Between five and 10 counties from Colorado participated in the event.
At the livestock competition, participants ranked swine, beef and sheep from the greatest to the least, depending on their characteristics.
They then had to defend their choices with a speech to the judge.
"I thought we would win it this year, since we have won it before," Glenda Long said.
Long has participated in the program for five years and says she applies what she learns in the 4-H group to the sheep at her ranch.
"I've been raised around it. I would like to see me do work around it the rest of my life," she said.
Long won two belt buckles and ribbons at the contest, one for winning as a team and the other for being top junior overall.

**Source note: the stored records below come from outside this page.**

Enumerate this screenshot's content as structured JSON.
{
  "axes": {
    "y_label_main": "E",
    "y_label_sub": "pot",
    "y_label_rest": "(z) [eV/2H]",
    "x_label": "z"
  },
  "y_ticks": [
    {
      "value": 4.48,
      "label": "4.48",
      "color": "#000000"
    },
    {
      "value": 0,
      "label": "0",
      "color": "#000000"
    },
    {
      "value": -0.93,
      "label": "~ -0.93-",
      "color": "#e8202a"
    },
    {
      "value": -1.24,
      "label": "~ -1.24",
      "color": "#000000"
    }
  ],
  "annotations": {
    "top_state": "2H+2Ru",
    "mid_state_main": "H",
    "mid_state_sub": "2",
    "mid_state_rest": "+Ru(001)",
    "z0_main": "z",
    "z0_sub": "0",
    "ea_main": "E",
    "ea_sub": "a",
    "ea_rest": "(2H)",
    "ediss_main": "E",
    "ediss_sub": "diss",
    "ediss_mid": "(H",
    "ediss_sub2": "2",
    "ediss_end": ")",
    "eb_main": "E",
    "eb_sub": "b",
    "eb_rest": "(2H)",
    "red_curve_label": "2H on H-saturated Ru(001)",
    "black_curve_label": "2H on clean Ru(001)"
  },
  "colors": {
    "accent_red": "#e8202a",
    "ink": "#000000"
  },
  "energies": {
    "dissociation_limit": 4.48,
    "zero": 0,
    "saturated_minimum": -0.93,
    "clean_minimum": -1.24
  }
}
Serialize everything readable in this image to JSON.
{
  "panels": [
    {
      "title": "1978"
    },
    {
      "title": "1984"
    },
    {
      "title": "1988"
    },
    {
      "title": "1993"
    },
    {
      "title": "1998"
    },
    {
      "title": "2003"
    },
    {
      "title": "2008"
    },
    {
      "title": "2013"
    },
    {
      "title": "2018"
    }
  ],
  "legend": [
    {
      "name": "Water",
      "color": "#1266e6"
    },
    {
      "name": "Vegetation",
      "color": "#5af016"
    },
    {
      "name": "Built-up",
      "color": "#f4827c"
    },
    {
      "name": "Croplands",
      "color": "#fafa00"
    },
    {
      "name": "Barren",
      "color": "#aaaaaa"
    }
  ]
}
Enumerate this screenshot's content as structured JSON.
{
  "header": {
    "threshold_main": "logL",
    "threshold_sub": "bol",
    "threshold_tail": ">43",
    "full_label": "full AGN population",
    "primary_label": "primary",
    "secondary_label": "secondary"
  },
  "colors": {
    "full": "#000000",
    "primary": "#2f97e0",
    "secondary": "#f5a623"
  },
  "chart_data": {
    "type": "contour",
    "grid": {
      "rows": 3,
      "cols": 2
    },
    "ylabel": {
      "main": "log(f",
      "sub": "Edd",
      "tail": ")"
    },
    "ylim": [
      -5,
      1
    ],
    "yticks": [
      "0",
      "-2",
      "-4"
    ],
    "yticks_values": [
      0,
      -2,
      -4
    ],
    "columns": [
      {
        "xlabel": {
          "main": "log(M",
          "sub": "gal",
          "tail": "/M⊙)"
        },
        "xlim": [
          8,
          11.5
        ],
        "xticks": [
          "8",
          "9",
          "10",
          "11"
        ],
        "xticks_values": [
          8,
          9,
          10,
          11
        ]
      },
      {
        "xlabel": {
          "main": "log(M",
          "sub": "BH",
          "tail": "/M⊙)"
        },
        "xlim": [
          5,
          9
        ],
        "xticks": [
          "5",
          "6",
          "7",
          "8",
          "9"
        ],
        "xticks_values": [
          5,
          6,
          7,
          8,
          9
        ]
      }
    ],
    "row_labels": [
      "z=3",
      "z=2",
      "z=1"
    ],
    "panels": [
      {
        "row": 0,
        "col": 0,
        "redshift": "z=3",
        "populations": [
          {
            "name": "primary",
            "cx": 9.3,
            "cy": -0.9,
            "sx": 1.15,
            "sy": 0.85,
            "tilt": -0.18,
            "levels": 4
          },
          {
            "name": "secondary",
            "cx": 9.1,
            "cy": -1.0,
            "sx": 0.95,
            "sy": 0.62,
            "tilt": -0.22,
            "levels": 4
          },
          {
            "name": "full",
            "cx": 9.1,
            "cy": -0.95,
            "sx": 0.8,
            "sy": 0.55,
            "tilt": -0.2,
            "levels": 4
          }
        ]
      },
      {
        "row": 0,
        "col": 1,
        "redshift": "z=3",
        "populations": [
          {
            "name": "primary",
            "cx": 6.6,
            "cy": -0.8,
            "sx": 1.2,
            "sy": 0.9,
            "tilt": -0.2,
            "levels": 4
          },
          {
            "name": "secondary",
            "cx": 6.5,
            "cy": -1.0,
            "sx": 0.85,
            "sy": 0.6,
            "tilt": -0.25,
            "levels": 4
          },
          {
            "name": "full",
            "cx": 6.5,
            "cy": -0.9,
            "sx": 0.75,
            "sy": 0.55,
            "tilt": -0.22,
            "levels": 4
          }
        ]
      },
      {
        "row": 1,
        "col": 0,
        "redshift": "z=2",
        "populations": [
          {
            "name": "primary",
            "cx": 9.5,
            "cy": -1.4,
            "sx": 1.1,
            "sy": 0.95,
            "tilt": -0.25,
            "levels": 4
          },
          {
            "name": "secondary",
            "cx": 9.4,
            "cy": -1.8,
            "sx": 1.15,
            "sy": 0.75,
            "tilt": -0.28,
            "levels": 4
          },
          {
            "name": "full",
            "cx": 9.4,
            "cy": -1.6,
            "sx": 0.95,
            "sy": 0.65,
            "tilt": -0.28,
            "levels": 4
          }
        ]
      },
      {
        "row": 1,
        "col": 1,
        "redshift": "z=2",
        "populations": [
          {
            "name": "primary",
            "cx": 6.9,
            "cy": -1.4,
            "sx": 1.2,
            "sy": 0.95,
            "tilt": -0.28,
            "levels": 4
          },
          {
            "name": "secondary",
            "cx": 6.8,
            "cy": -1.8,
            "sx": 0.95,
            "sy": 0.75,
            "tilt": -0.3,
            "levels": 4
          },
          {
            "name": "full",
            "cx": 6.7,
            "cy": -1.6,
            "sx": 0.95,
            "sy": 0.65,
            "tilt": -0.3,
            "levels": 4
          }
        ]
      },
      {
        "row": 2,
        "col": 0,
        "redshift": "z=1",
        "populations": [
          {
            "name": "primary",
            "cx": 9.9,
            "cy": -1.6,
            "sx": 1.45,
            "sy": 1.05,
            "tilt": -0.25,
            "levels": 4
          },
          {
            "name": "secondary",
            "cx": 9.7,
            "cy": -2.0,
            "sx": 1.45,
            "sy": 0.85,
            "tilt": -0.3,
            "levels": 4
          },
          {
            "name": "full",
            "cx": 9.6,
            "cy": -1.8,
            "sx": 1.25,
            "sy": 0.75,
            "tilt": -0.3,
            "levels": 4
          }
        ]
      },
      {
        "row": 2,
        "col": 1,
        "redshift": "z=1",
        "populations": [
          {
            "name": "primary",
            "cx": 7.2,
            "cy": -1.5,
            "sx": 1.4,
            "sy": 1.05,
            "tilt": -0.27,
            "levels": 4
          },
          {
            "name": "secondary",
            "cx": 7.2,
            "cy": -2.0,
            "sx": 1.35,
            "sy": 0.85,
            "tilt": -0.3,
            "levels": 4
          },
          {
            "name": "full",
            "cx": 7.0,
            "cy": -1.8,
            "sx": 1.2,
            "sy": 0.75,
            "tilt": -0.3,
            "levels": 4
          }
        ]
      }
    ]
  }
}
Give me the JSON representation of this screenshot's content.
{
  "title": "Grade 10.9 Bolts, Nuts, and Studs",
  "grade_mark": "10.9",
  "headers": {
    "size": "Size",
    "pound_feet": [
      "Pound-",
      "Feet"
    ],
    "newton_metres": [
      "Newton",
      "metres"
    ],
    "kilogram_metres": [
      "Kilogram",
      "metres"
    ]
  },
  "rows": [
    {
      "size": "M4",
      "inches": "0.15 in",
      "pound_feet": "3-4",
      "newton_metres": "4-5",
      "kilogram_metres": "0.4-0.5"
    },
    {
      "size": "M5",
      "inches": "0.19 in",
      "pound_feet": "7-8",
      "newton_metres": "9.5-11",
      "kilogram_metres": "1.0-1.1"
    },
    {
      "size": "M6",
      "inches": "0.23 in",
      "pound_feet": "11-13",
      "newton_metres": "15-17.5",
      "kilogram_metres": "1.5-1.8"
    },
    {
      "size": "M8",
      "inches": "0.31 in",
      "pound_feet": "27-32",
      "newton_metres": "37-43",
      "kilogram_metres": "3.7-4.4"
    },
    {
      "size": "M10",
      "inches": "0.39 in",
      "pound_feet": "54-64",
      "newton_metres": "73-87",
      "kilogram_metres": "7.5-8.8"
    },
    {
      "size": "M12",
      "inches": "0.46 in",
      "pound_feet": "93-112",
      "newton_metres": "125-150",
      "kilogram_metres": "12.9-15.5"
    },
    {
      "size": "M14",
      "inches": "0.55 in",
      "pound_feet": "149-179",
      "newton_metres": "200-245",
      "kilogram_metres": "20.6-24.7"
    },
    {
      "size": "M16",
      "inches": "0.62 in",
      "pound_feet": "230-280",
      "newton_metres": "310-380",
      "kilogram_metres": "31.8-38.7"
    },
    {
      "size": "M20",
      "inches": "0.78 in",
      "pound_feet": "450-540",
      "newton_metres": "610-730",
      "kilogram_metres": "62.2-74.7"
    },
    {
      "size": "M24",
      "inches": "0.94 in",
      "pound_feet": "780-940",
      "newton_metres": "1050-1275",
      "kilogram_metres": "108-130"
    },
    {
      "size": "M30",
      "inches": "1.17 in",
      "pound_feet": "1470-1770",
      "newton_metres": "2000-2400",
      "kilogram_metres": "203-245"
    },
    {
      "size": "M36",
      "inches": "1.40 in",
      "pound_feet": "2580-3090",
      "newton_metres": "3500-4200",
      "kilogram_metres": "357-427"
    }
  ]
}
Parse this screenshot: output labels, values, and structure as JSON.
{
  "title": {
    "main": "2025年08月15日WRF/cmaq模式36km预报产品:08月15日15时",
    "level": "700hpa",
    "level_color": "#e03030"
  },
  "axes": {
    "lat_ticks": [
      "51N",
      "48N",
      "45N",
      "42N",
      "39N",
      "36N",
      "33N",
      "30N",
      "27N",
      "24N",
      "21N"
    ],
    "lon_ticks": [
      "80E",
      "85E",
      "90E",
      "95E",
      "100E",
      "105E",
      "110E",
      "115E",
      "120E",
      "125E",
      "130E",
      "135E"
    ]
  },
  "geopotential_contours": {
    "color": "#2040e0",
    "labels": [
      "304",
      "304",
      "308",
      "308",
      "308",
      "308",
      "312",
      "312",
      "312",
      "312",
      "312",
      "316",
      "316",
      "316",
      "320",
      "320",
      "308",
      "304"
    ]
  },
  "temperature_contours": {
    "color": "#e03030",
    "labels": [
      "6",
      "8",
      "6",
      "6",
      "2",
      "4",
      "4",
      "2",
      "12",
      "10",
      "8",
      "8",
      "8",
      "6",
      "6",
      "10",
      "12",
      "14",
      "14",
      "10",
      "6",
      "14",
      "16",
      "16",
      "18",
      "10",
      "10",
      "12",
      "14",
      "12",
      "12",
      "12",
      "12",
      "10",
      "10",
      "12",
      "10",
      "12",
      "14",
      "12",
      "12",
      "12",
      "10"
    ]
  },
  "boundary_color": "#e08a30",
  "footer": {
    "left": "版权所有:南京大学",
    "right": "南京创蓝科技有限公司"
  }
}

She said she studies 4-H manuals and attends the weekly practices.
The six competitions members attend annually are both challenging and confidence building.
"When I speak in front of class, judging helps me so I'm not so nervous," Kim Rossi said.
Rossi, who lives on a cattle ranch outside of Phippsburg, said by selecting the right animals with good confirmation and muscle, a seller will make more money and premiums at a sale.
Wille said his group has come a long way and looks forward to see the kids continue to grow over the next few years.
He said he was a member in the livestock judging program for 11 years and now has been a group leader for four years.
He said the important lessons that were taught to him when he was in the program are something he wants to give back to the youth in the community.
"I look at the kids as my family," Wille said.
To practice for competitions, the group meets every week at a different ranch for judging beef, swine or sheep.
Wille said the time taken to learn how to judge an animal's confirmation and build is considerable.
He said the goal of the group is to have a senior team in five or six years that will compete to win in the state competition in Louisville.
This year, there are only three senior members in Courtney Long, Heather Wilhelm and Chrissy Wilhelm, which is not enough to form a senior team.
Long will be the only senior team member to compete in the state competition this year.
She said she wants to be a veterinarian when she grows up and thinks experience in livestock judging will provide a good foundation.
"I feel bad she doesn't have a team. She will represent Routt County really well," Wille said.
Kami Long, Courtney's mother, said she thought the program gives members an essential education for being successful in the livestock industry.
All of her children, Glenda, Courtney and Joe, have improved through the program, she said.